“Ah, that’s right! Who’s on guard at the camp?”

“Sambo and Dick, Marmie.”

“Run ring round camp. Report to me if you see a track directly. That’ll do. Dismiss.”

The boy salutes and disappears silently.

We pause here to explain that on the vast majority of up-country runs the native station-hands reside in villages of huts, built by themselves in close proximity to the head and out stations. No other aborigines are allowed even to cross the run, far less to live on it. On the arrival of a “rounding-up” party or a police troop at a station, a guard is generally placed over the station black camp, to prevent any of its inhabitants giving the alarm to such runaway blacks, or Myalls, who may be camped—in contravention of the squatter’s decrees—in the vicinity. The police officer has just commanded Yegerie to walk round the camp and see if there are any signs of such a messenger having escaped the sentries and set out during the night.

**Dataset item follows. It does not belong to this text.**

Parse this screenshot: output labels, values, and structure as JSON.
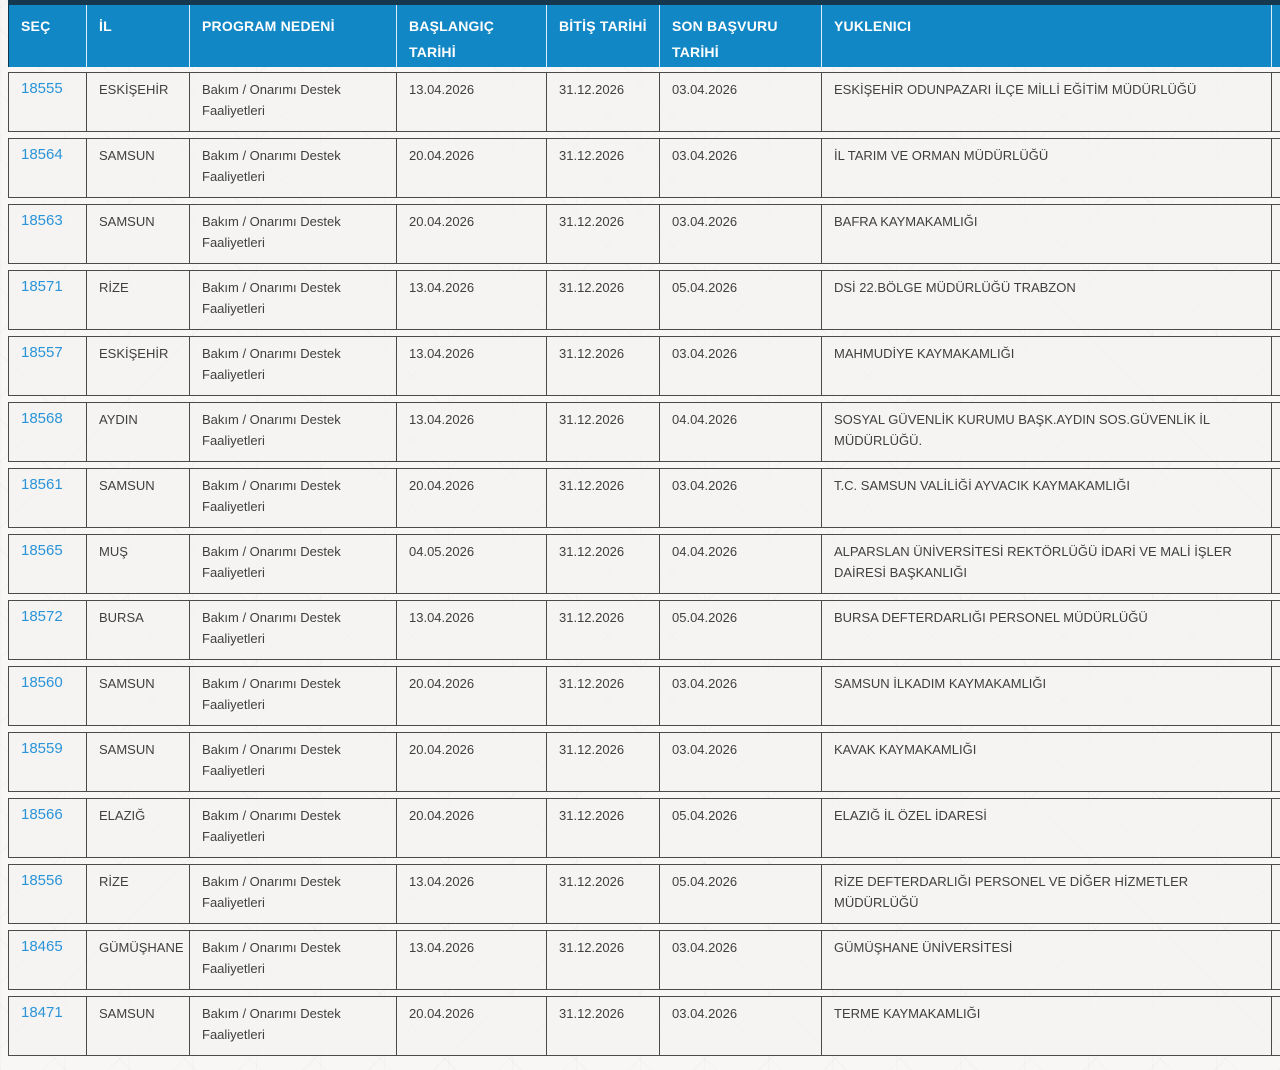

Half an hour passes, and then the musical clatter of cups and plates is heard in the dining-room, as the breakfast things are laid—or, to speak more accurately, flung—upon the long table, in serried rows, by a laughing, chattering bevy of dark-skinned damsels belonging to Mr. Manager Browne’s harem.

There are few up-country bachelor squatters but solace themselves for the absence of white ladies by indulging their leisure moments in the society of a private, selected circle of native girls—popularly known as the “stud gins.” Many of these dark-eyed houris are remarkably handsome, and after a year or two at “Government House” they are relegated to the black camp for the use of the black and white station-hands.

But to return to Inspector Puttis. With his usual abstemiousness he drank but little last evening, and his nerves are in perfect order for the day’s, or rather night’s, work before him. He is, of the whole “rounding-up” party collected beneath the hospitable roof of Borbong head-station house, the only one that feels much inclined for breakfast that morning.

So when Charlie, the clean, yellow-faced Chinese cook, informs him that the morning meal is “all lie” (Anglicé, all right, or ready), he turns immediately towards the glass-door of the dining-room. But just then the rattle of a buggy coming at a furious pace towards the station arrests his attention, and he waits to see who is so rash as to drive so fast over the rough ground.

“Giles, for a tenner!” he mutters half out loud; “no other fool would drive like that.”